Ann Oncol 2013; 24(7):1907-11.
(PMID: 23676419)
Prevalence and risk factors of extrapancreatic malignancies in a large cohort of patients with intraductal papillary mucinous neoplasm (IPMN) of the pancreas.
Larghi A, Panic N, Capurso G, Leoncini E, Arzani D, Salvia R, et al.
Department of Public Health, 'Università Cattolica del Sacro Cuore'. Rome, Italy.

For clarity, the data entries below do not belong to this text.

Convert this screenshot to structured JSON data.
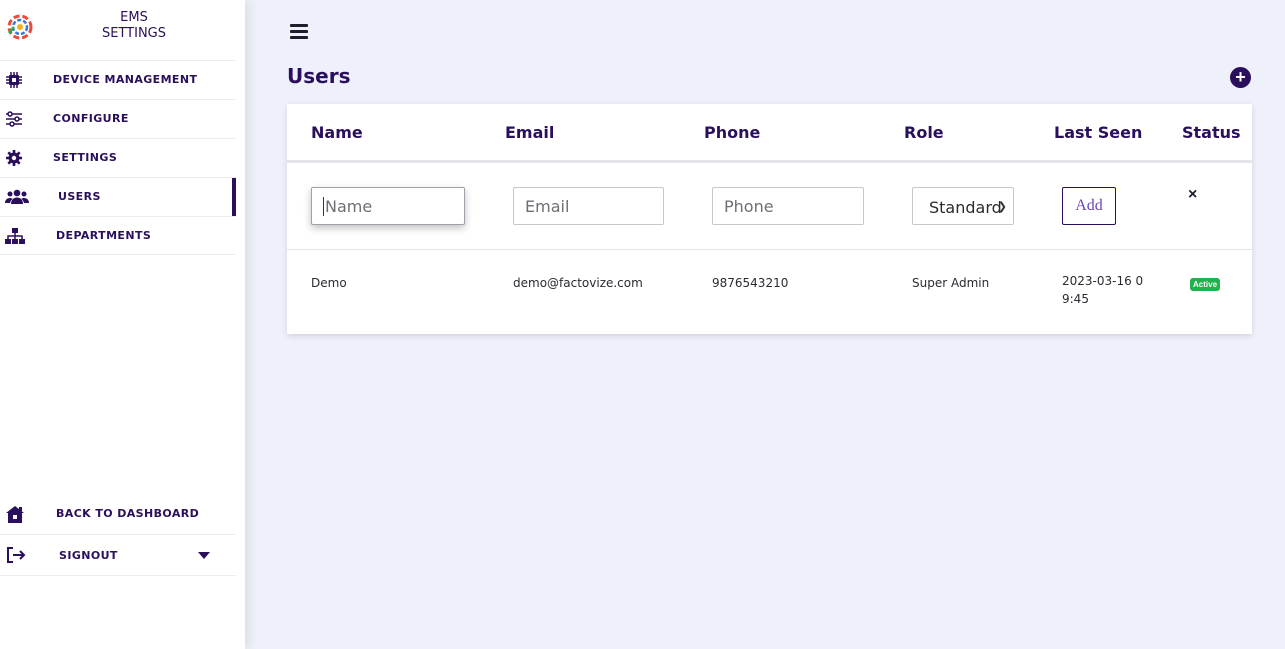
{
  "sidebar": {
    "brand": [
      "EMS",
      "SETTINGS"
    ],
    "items": [
      {
        "label": "DEVICE MANAGEMENT",
        "icon": "chip-icon"
      },
      {
        "label": "CONFIGURE",
        "icon": "sliders-icon"
      },
      {
        "label": "SETTINGS",
        "icon": "gear-icon"
      },
      {
        "label": "USERS",
        "icon": "users-icon",
        "active": true
      },
      {
        "label": "DEPARTMENTS",
        "icon": "org-chart-icon"
      }
    ],
    "bottom": [
      {
        "label": "BACK TO DASHBOARD",
        "icon": "home-icon"
      },
      {
        "label": "SIGNOUT",
        "icon": "signout-icon"
      }
    ]
  },
  "main": {
    "title": "Users",
    "columns": [
      "Name",
      "Email",
      "Phone",
      "Role",
      "Last Seen",
      "Status"
    ],
    "form": {
      "name_placeholder": "Name",
      "email_placeholder": "Email",
      "phone_placeholder": "Phone",
      "role_selected": "Standard",
      "add_label": "Add",
      "close_label": "×"
    },
    "rows": [
      {
        "name": "Demo",
        "email": "demo@factovize.com",
        "phone": "9876543210",
        "role": "Super Admin",
        "last_seen": [
          "2023-03-16 0",
          "9:45"
        ],
        "status": "Active"
      }
    ]
  },
  "colors": {
    "accent": "#2a0f5c",
    "background": "#eef0fa",
    "active_badge": "#22b14c"
  }
}
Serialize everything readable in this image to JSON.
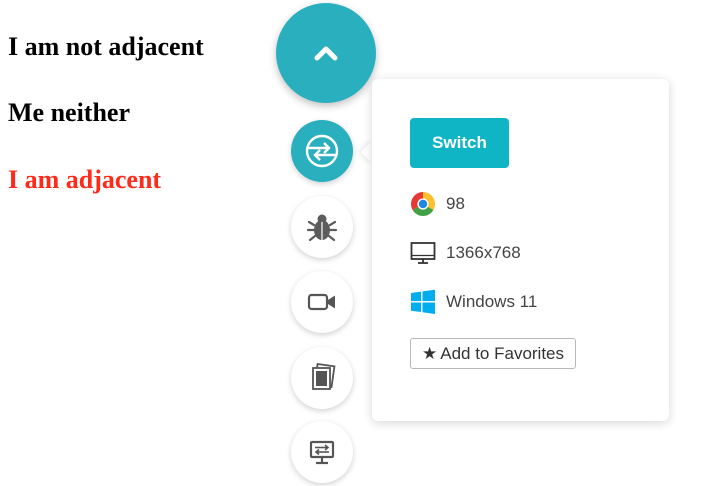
{
  "headings": [
    {
      "text": "I am not adjacent",
      "color": "#000000"
    },
    {
      "text": "Me neither",
      "color": "#000000"
    },
    {
      "text": "I am adjacent",
      "color": "#ff2a1a"
    }
  ],
  "toolbar": {
    "main_button_icon": "chevron-up-icon",
    "tools": [
      {
        "name": "switch-browser",
        "icon": "switch-arrows-icon",
        "active": true
      },
      {
        "name": "bug-report",
        "icon": "bug-icon",
        "active": false
      },
      {
        "name": "record-video",
        "icon": "video-camera-icon",
        "active": false
      },
      {
        "name": "screenshot-gallery",
        "icon": "gallery-icon",
        "active": false
      },
      {
        "name": "remote-desktop",
        "icon": "monitor-transfer-icon",
        "active": false
      }
    ]
  },
  "panel": {
    "switch_label": "Switch",
    "browser_version": "98",
    "resolution": "1366x768",
    "os": "Windows 11",
    "favorites_label": "Add to Favorites"
  },
  "colors": {
    "accent": "#2aafbf",
    "button": "#0fb5c4",
    "windows_blue": "#00adef"
  }
}
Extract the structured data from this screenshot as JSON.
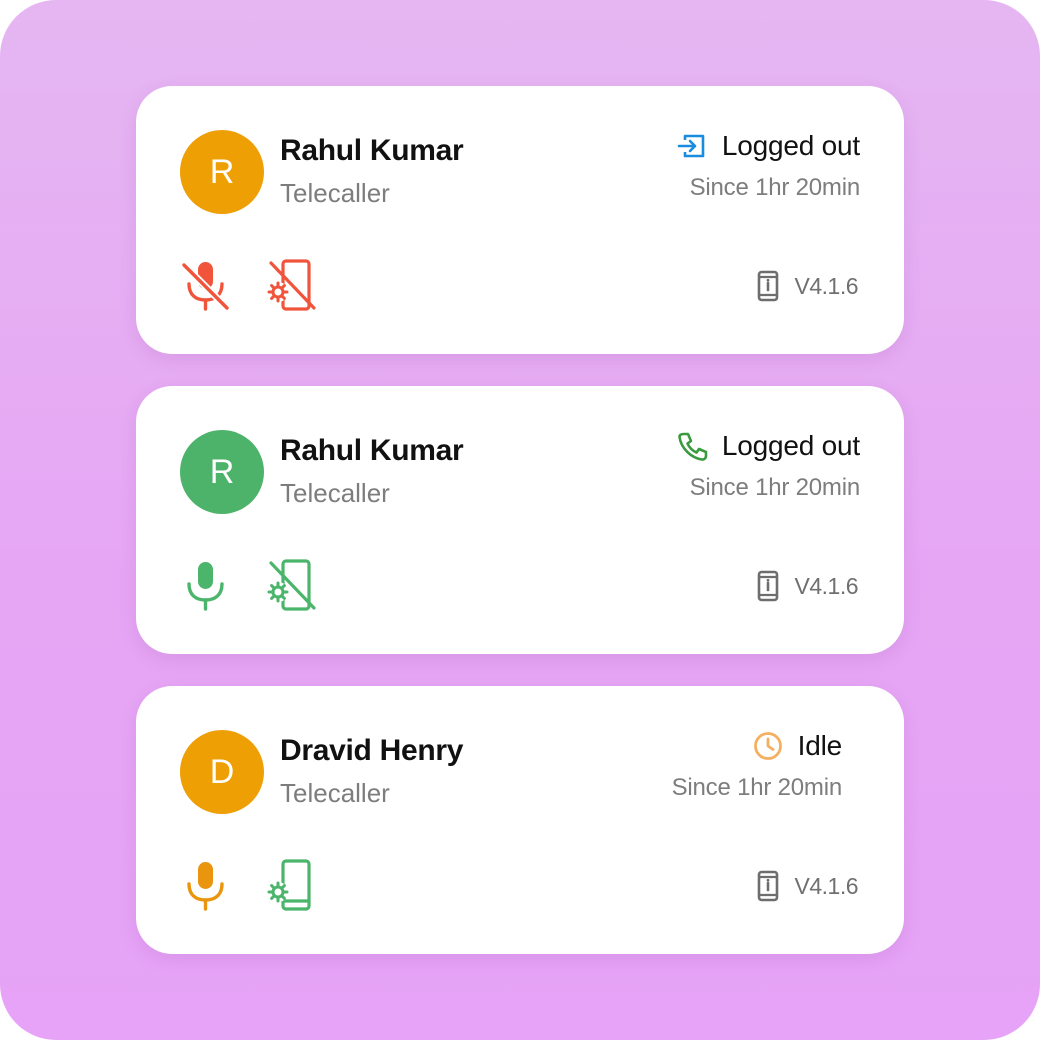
{
  "colors": {
    "avatar_orange": "#ee9f04",
    "avatar_green": "#4db36a",
    "alert_red": "#f0553c",
    "ok_green": "#4cb56c",
    "mic_orange": "#e9950d",
    "logout_blue": "#1a8ce0",
    "phone_green": "#3a9a3e",
    "idle_orange": "#f4b060",
    "muted_gray": "#6e6e6e"
  },
  "cards": [
    {
      "initial": "R",
      "name": "Rahul Kumar",
      "role": "Telecaller",
      "status_icon": "logout-icon",
      "status": "Logged out",
      "since": "Since 1hr 20min",
      "mic": "mic-off-icon",
      "device": "device-settings-off-icon",
      "version": "V4.1.6"
    },
    {
      "initial": "R",
      "name": "Rahul Kumar",
      "role": "Telecaller",
      "status_icon": "phone-icon",
      "status": "Logged out",
      "since": "Since 1hr 20min",
      "mic": "mic-icon",
      "device": "device-settings-off-icon",
      "version": "V4.1.6"
    },
    {
      "initial": "D",
      "name": "Dravid Henry",
      "role": "Telecaller",
      "status_icon": "clock-icon",
      "status": "Idle",
      "since": "Since 1hr 20min",
      "mic": "mic-icon",
      "device": "device-settings-icon",
      "version": "V4.1.6"
    }
  ]
}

AIM. The objectives of this study are to estimate prevalence and incidence of extrapancreatic malignancies (EPMs) among intraductal papillary mucinous neoplasms (IPMNs) of the pancreas, and to identify risk factors for their occurrence. METHODS. The authors conducted multicentric cohort study in Italy from January 2010 to January 2011 including 390 IPMN cases. EPMs were grouped as previous, synchronous (both prevalent) and metachronous (incident). The authors calculated the observed/expected (O/E) ratio of prevalent EPMs, and compared the distribution of demographic, medical history and lifestyle habits. RESULTS. Ninety-seven EPMs were diagnosed in 92 patients (23.6%), among them 78 (80.4%) were previous, 14 (14.4%) were synchronous and 5 (5.2%) were metachronous. O/E ratios for prevalent EPMs were significantly increased for colorectal carcinoma (2.26; 95% CI 1.17-3.96), renal cell carcinoma (6.00; 95% CI 2.74-11.39) and thyroid carcinoma (5.56; 95% CI 1.80-12.96). Increased age, heavy cigarette smoking, alcohol consumption and first-degree family history of gastric cancer are significant risk factors for EPMs, while first-degree family history of colorectal carcinoma was borderline. CONCLUSION. Authors observed an increased prevalence of EPMs in Italian patients with IPMN, especially for colorectal carcinoma, renal cell and thyroid cancers. A systematic surveillance of IPMN cases for such cancer types would be advised.